I wished Shaune was there to discuss the food and enjoy the conversation.
It’s always times like these, times when I’m out of my element, that I realize just how much my regular life satisfies me. I realize that home is where my three people are, not the vessel that holds us. I realize that despite the chaos and constant feeling that I’m not doing enough, there is a comfort for me in the everyday ordinary of my life.
On Thursday when they got back, I wondered if I’d measure up to what they thought they were missing.

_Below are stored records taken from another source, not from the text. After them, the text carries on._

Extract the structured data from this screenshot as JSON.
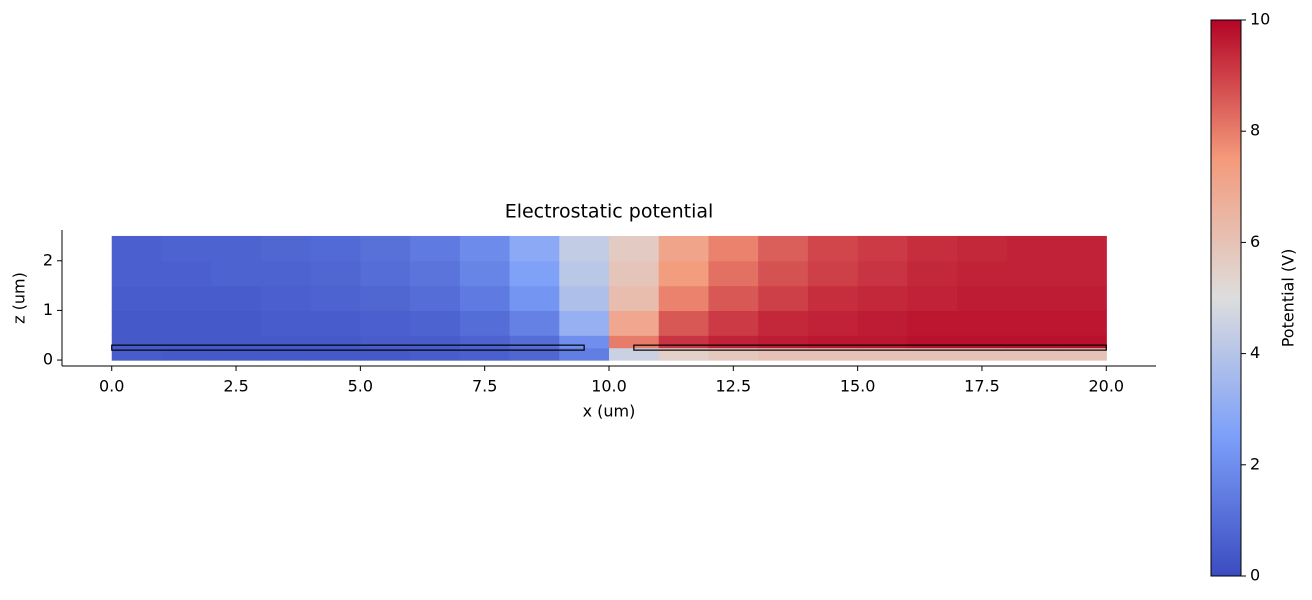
{
  "chart_data": {
    "type": "heatmap",
    "title": "Electrostatic potential",
    "xlabel": "x (um)",
    "ylabel": "z (um)",
    "colorbar_label": "Potential (V)",
    "colormap": "coolwarm",
    "x_edges": [
      0,
      1,
      2,
      3,
      4,
      5,
      6,
      7,
      8,
      9,
      10,
      11,
      12,
      13,
      14,
      15,
      16,
      17,
      18,
      19,
      20
    ],
    "z_edges": [
      0,
      0.25,
      0.5,
      1,
      1.5,
      2,
      2.5
    ],
    "values": [
      [
        0.5,
        0.4,
        0.4,
        0.4,
        0.4,
        0.4,
        0.5,
        0.6,
        0.8,
        1.5,
        4.5,
        5.5,
        5.8,
        6,
        6,
        6,
        6,
        6,
        6,
        6
      ],
      [
        0.4,
        0.4,
        0.4,
        0.4,
        0.4,
        0.5,
        0.5,
        0.7,
        1.0,
        2.0,
        8.0,
        9.2,
        9.5,
        9.6,
        9.7,
        9.7,
        9.8,
        9.8,
        9.8,
        9.8
      ],
      [
        0.4,
        0.4,
        0.4,
        0.5,
        0.5,
        0.6,
        0.7,
        1.0,
        1.6,
        3.2,
        7.0,
        8.6,
        9.1,
        9.4,
        9.5,
        9.6,
        9.7,
        9.7,
        9.7,
        9.7
      ],
      [
        0.5,
        0.5,
        0.5,
        0.6,
        0.7,
        0.8,
        1.0,
        1.4,
        2.2,
        3.8,
        6.2,
        7.9,
        8.6,
        9.0,
        9.3,
        9.4,
        9.5,
        9.6,
        9.6,
        9.6
      ],
      [
        0.6,
        0.6,
        0.7,
        0.7,
        0.8,
        1.0,
        1.2,
        1.7,
        2.6,
        4.1,
        5.9,
        7.4,
        8.2,
        8.7,
        9.0,
        9.2,
        9.4,
        9.5,
        9.5,
        9.5
      ],
      [
        0.6,
        0.7,
        0.7,
        0.8,
        0.9,
        1.1,
        1.4,
        1.9,
        2.9,
        4.3,
        5.7,
        7.1,
        7.9,
        8.5,
        8.9,
        9.1,
        9.3,
        9.4,
        9.5,
        9.5
      ]
    ],
    "electrodes": [
      {
        "x": [
          0,
          9.5
        ],
        "z": [
          0.2,
          0.3
        ]
      },
      {
        "x": [
          10.5,
          20
        ],
        "z": [
          0.2,
          0.3
        ]
      }
    ],
    "xlim": [
      -1,
      21
    ],
    "xticks": [
      {
        "value": 0,
        "label": "0.0"
      },
      2.5,
      {
        "value": 5,
        "label": "5.0"
      },
      7.5,
      {
        "value": 10,
        "label": "10.0"
      },
      12.5,
      {
        "value": 15,
        "label": "15.0"
      },
      17.5,
      {
        "value": 20,
        "label": "20.0"
      }
    ],
    "ylim": [
      -0.12,
      2.62
    ],
    "yticks": [
      0,
      1,
      2
    ],
    "clim": [
      0,
      10
    ],
    "cticks": [
      0,
      2,
      4,
      6,
      8,
      10
    ]
  }
}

Naveen hung onto my neck into the next day. Friday morning, when I told him I was going for a run but that I’d be back before he knew it, he put on his sneakers and cried when I told him that I’d be running for too long for him to join me. Deaglan asked a hundred times if I loved the necklace he’d bought me at the gift shop. And when I told him that yes, it was just the perfect one for me, he asked if I thought I would wear it every day for the rest of my life.
The boys on the Chi-Cheemaun, the ferry from Tobermory to Manitoulin Island.

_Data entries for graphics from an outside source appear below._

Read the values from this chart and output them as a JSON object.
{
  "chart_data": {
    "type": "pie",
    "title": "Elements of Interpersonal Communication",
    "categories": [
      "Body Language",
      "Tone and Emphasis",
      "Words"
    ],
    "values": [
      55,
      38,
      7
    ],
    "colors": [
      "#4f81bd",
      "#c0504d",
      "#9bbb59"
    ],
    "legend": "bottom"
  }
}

My mother-in-law (have I mentioned how much I lucked out in the in-law department?) building what looks like an amazing mote.
I think this is what the hip kids would call a selfie...I'm surprised though because I can usually never pry the camera out of this guy's hands long enough to capture him in a picture.
You'll notice I gave my blog a little makeover. I used Pic Monkey to create the new header. It was easy (obviously, if I could do it!) and free. I tweaked the about me page and updated a picture or font where it seemed to need it.
I've been seriously considering changing the name.
Lately I get a lot of creepy visitors looking at the pictures of my boys. I can see what they've typed to find my little space here...things I'd rather not repeat but things that worry me nonetheless. And I can see what pictures they focus on.
I started this blog a month or so before Deaglan was born; five and a half years ago. We were told prior to that, at our 20 month ultrasound, that he would be a boy but something in me did not trust the technology. I didn't believe that they could be accurate in predicting his gender by looking at those static pictures of his bone structure.
Clearly, I was wrong.
But when it came to naming the blog, I had decided to keep it simple: The child. Little did I know that it would open me up to giving all sorts of perverts a peek into my world.
What do you think? Would you change the name?